La amistad entre Manuel Hempe y yo nació por la poesía y se afianzó por la cerveza. Una de las primeras veces que quedé con él, por romper el hielo o alguna lámpara, le propuse jugar a los dardos. Me aseguró que apenas sabía jugar; me confié y a las tres rondas constaté que aquella afirmación era, a todas luces (y eso que el bar era oscuro), imposible. Testigo de mi desconcierto, Manuel Hempe se me acercó, sonriente. El poeta es un fingidor, dijo, referenciando, naturalmente, a Pessoa. Mi elección de adverbio (naturalmente) no es arbitraria. Era, naturalmente, una referencia a Pessoa, pero también fue natural la manera en la que lo dijo. Lo dejó caer sin más, no se jactó de estar citando a uno de los más grandes poetas del siglo pasado, no hizo alarde de sus lecturas. Al principio creí que no nombró a Pessoa para no resultarme, como diría Bolaño, un Pessao. Sin embargo, conforme fui conociendo más a este perro romántico y, sobre todo, a medida que iba leyendo su ópera prima, Los alegres suicidas, comprendí que no lo hizo porque, simplemente, la literatura es algo natural para él. Tan natural como una cerveza o una partida de dardos
Los alegres suicidas es el primer intento de Manuel Hempe por escribir en prosa. Si me preguntan por el resultado de este intento, les diré, no sin envidia, que consiguió que una editorial tradicional decidiese apostar por su obra sin tener ningún otro antecedente. La gran mayoría de los mortales, sin embargo, solemos haber llevado una carrera de prosaicos (perdonen el juego de palabras) fracasos (una, dos, a menudo tres o más novelas fallidas cuyo único destino es el olvido) antes de conseguir esto. Y, aunque sólo este hecho ya debería ser una garantía de calidad, no puedo cerrar este párrafo sin añadir algo más: antes que narrador, Manuel Hempe era poeta, y escribió mucha poesía. Así, el lector atento se encontrará a menudo con formas poéticas de decir las cosas, maneras distintas de mirar al lenguaje, métodos que la mayoría de narradores de best-sellers a los que algunos estamos ya malacostumbrados han abandonado. Así, mientras que un narrador mediocre escribiría «[…] a pesar de todo. Era un tipo anodino», Manuel Hempe decide pensar bien no sólo en lo que está escribiendo, sino en cómo lo está haciendo, y nos deleita así: «[…] a pesar de todos los pesares. Era un tipo tal cual para cual».

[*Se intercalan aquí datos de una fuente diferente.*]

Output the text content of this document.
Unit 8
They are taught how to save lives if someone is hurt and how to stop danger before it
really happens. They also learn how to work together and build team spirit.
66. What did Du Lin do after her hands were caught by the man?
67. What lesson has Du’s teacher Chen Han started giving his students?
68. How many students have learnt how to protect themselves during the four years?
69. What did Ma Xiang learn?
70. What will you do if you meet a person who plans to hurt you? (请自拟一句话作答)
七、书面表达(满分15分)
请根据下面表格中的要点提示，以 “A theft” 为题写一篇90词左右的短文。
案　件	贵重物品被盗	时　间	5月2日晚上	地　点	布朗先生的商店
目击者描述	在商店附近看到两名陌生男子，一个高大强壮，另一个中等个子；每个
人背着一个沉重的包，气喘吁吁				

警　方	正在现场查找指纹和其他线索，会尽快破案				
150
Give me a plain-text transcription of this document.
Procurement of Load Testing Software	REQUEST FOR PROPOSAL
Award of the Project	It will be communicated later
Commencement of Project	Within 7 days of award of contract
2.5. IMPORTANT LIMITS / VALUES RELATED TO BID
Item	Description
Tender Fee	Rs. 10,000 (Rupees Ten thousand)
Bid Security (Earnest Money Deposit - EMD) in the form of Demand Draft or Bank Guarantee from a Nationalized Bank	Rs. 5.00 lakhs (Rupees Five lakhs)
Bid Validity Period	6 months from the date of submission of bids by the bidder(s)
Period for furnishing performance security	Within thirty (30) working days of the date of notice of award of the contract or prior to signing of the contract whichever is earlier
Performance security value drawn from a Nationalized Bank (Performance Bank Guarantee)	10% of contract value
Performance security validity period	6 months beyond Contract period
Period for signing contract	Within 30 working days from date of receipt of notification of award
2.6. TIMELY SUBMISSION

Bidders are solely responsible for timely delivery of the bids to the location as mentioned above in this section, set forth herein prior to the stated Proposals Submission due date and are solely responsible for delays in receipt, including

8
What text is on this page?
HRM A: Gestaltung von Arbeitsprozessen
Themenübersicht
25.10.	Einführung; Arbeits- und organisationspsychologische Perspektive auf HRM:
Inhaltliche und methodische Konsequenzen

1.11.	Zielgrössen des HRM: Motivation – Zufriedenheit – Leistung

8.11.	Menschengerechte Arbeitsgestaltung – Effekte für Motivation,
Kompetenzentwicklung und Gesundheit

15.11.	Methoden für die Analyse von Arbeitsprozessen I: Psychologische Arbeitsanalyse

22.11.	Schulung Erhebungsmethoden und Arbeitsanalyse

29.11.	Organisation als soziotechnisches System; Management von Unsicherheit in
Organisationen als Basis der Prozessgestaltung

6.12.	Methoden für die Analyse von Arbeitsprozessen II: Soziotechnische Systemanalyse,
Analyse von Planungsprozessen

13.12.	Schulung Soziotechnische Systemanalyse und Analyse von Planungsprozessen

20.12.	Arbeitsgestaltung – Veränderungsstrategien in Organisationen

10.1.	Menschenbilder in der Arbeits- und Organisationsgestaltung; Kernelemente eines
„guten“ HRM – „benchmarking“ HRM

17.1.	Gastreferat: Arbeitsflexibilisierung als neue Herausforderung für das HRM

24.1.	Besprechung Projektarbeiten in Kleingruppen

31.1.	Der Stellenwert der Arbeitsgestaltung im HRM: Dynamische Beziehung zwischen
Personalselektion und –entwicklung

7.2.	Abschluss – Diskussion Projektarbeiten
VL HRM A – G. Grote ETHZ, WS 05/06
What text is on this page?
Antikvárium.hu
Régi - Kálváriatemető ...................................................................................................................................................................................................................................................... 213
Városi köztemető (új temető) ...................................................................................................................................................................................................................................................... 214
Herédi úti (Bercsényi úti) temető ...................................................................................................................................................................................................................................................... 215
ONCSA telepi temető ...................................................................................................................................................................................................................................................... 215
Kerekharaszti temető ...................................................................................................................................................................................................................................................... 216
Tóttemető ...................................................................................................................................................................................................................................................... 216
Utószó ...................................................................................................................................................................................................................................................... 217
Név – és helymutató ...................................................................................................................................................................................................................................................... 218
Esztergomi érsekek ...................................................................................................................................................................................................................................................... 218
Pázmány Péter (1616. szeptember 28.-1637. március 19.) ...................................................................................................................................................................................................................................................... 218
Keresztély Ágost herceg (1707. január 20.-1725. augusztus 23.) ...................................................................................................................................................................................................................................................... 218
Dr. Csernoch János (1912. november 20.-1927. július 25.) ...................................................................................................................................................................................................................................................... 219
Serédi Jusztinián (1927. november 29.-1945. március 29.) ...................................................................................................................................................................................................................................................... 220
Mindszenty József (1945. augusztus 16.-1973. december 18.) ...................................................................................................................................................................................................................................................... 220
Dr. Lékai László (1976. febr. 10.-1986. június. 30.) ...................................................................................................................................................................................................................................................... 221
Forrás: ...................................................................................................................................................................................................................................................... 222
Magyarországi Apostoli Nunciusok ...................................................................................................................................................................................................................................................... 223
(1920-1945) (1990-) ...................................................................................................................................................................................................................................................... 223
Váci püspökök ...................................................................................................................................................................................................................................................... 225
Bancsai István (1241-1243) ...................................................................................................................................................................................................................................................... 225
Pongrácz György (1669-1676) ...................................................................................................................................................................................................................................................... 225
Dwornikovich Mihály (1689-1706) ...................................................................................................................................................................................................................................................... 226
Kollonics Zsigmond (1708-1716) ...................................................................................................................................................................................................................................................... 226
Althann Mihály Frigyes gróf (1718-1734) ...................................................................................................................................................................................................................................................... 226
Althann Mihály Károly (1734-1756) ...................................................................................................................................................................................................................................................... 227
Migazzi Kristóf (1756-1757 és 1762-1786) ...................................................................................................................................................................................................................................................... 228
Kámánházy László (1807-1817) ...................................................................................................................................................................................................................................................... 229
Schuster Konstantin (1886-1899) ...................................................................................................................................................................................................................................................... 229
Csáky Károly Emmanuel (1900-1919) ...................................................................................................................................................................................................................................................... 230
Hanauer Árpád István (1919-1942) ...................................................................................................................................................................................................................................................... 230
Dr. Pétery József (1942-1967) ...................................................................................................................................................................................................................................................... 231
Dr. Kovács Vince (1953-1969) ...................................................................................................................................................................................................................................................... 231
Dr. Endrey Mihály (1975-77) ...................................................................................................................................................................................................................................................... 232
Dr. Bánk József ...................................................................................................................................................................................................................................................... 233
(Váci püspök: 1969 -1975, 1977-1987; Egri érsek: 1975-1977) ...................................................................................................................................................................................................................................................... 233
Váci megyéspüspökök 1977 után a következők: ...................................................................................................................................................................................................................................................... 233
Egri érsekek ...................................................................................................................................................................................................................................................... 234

El autor, para esta su primera obra, no ha querido jugársela con un tema que le es ajeno y ha decidido escribir de lo que conoce. Primero, por ser un gran lector de Kafka; segundo, porque el autor, aparte de escritor, también es abogado. Así, tenemos al kafkiano personaje de Franz Tell (el nombre resultó ser una fantástica coincidencia), que, en parte por algo de embriaguez y en parte por otros motivos, termina firmando un contrato que hará legal su propio asesinato, hecho que desencadenará todos los episodios que se irán sucediendo a un ritmo genial y cargado de ironía (cosa que se deja adivinar ya desde su título), durante el resto del libro.
No quiero dar más detalles, pues se trata de una novela de apenas 130 páginas. Si no he destacado antes su síntesis como una virtud, una de las que más aprecio en cualquier obra, aprovecho para hacerlo ahora. Sí puedo decir, gracias a la amistad que fue afianzando la cerveza, que ahora mismo anda metido en dos o tres proyectos más: tanto poesía como novela. Espero poder escribirles pronto reseñando algo de su nuevo material, y, si leen ustedes Los alegres suicidas, estoy seguro de que lo esperarán también.
Pero, como de momento sólo queda esperar, me limitaré a hacerlo como sugiere él ya desde la página 8: sin nada más que un bolígrafo, libreta y mi única vestimenta. En conclusión, una vida feliz.